Thursday, July 14, 2005


Check out Alan Deutschman's cover story in this month's issue of Fast Company: "Is Your Boss a Psychopath?" And if you have another moment, peruse the gallery of Bosses from Hell. My favorite is Henry Clay Frick: "On July 6, 1892, Frick's private militia of 300 Pinkertons fired on a crowd of striking steelworkers and their families. Then he had them evicted from company-owned houses, blacklisted, and tried for murder."

A few years ago I worked for a caustic nutjob at an ad agency in downtown D.C. Let's call him BB. He loathed shyness and told me in my first salary review, "People here don't like you because you don't talk enough." It wasn't true; Once I stopped weeping my colleagues cleaned me up and took me out to lunch, sweetly pointing out that BB never heard me speak because he was always screaming at someone. Also he was deaf in one ear.
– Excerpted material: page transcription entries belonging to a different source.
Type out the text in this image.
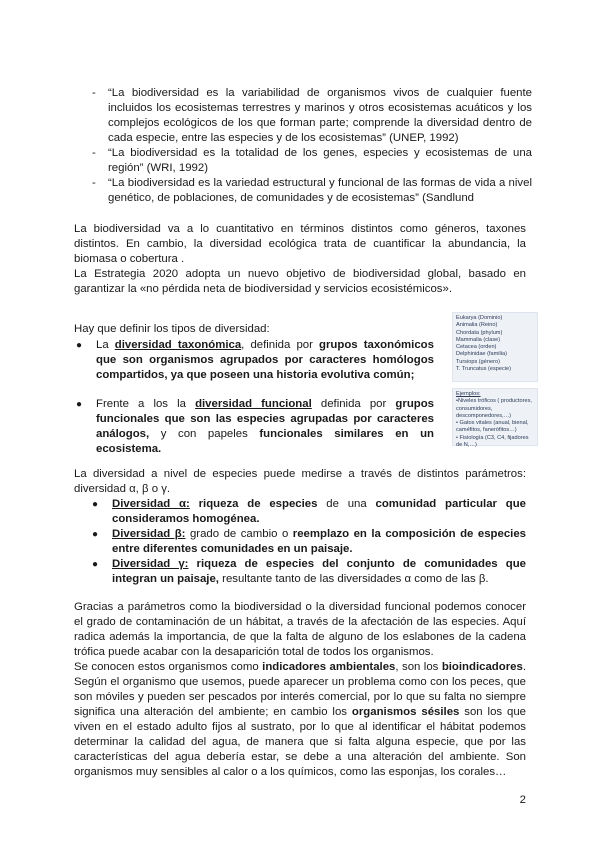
- “La biodiversidad es la variabilidad de organismos vivos de cualquier fuente incluidos los ecosistemas terrestres y marinos y otros ecosistemas acuáticos y los complejos ecológicos de los que forman parte; comprende la diversidad dentro de cada especie, entre las especies y de los ecosistemas” (UNEP, 1992)

- “La biodiversidad es la totalidad de los genes, especies y ecosistemas de una región” (WRI, 1992)

- “La biodiversidad es la variedad estructural y funcional de las formas de vida a nivel genético, de poblaciones, de comunidades y de ecosistemas” (Sandlund

La biodiversidad va a lo cuantitativo en términos distintos como géneros, taxones distintos. En cambio, la diversidad ecológica trata de cuantificar la abundancia, la biomasa o cobertura .

La Estrategia 2020 adopta un nuevo objetivo de biodiversidad global, basado en garantizar la «no pérdida neta de biodiversidad y servicios ecosistémicos».

Hay que definir los tipos de diversidad:

● La diversidad taxonómica, definida por grupos taxonómicos que son organismos agrupados por caracteres homólogos compartidos, ya que poseen una historia evolutiva común;

● Frente a los la diversidad funcional definida por grupos funcionales que son las especies agrupadas por caracteres análogos, y con papeles funcionales similares en un ecosistema.

Eukarya (Dominio)
Animalia (Reino)
Chordata (phylum)
Mammalia (clase)
Cetacea (orden)
Delphinidae (familia)
Tursiops (género)
T. Truncatus (especie)
Ejemplos:
•Niveles tróficos ( productores, consumidores,
descomponedores,…)
• Gatos vitales (anual, bienal, caméfitos, fanerófitos…)
• Fisiología (C3, C4, fijadores de N,…)

La diversidad a nivel de especies puede medirse a través de distintos parámetros: diversidad α, β o γ.

● Diversidad α: riqueza de especies de una comunidad particular que consideramos homogénea.

● Diversidad β: grado de cambio o reemplazo en la composición de especies entre diferentes comunidades en un paisaje.

● Diversidad γ: riqueza de especies del conjunto de comunidades que integran un paisaje, resultante tanto de las diversidades α como de las β.

Gracias a parámetros como la biodiversidad o la diversidad funcional podemos conocer el grado de contaminación de un hábitat, a través de la afectación de las especies. Aquí radica además la importancia, de que la falta de alguno de los eslabones de la cadena trófica puede acabar con la desaparición total de todos los organismos.

Se conocen estos organismos como indicadores ambientales, son los bioindicadores. Según el organismo que usemos, puede aparecer un problema como con los peces, que son móviles y pueden ser pescados por interés comercial, por lo que su falta no siempre significa una alteración del ambiente; en cambio los organismos sésiles son los que viven en el estado adulto fijos al sustrato, por lo que al identificar el hábitat podemos determinar la calidad del agua, de manera que si falta alguna especie, que por las características del agua debería estar, se debe a una alteración del ambiente. Son organismos muy sensibles al calor o a los químicos, como las esponjas, los corales…

2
He once commissioned me to write an article for a leading trade publication, then published it under his own name. The next spring he fired me and two of my colleagues. Those colleagues' wives, coincidentally, had both given birth two weeks earlier. While I searched for another job interviewers at other ad agencies would look at my resume and gasp, "You spent two years at that firm? I never met a writer who lasted more than six months there!" Maybe BB had liked me more than he let on; maybe I was just a glutton for punishment; either way I was glad to be gone from that awful place.

My new office is around the corner from the old one and occasionally I run into BB at my favorite lunch spot. It's all I can do to keep from spitting on his sushi and punching him right in his recessed chin.

But I digress.

Deutschman says that one's relative level and/or type of sociopathy is what determines his path. But what if it's a simple matter of means and opportunity? A psycho with access to money and education learns early on to indulge his greed by using people, and he becomes a business success. A psycho raised in poverty might learn by example that violence and theft are the way to go, and he becomes a killer. Not that it matters: At the end of the day both will ruin some lives and probably wind up in prison.

For what it's worth, someone has developed a diagnostic tool -- a sort of litmus test for evil that will help prospective employers weed out soulless opportunists and either show them the door or give them a corner office with a view, depending on the position to be filled. Fools. Don't they know those suits eat their own kind? Give me a low-paying bleeding-heart non-profit job anyday. I love my boss and I go to sleep with a clean professional conscience every night. That's not to say we don't have psychos here; it's just a kinder, gentler brand of crazy.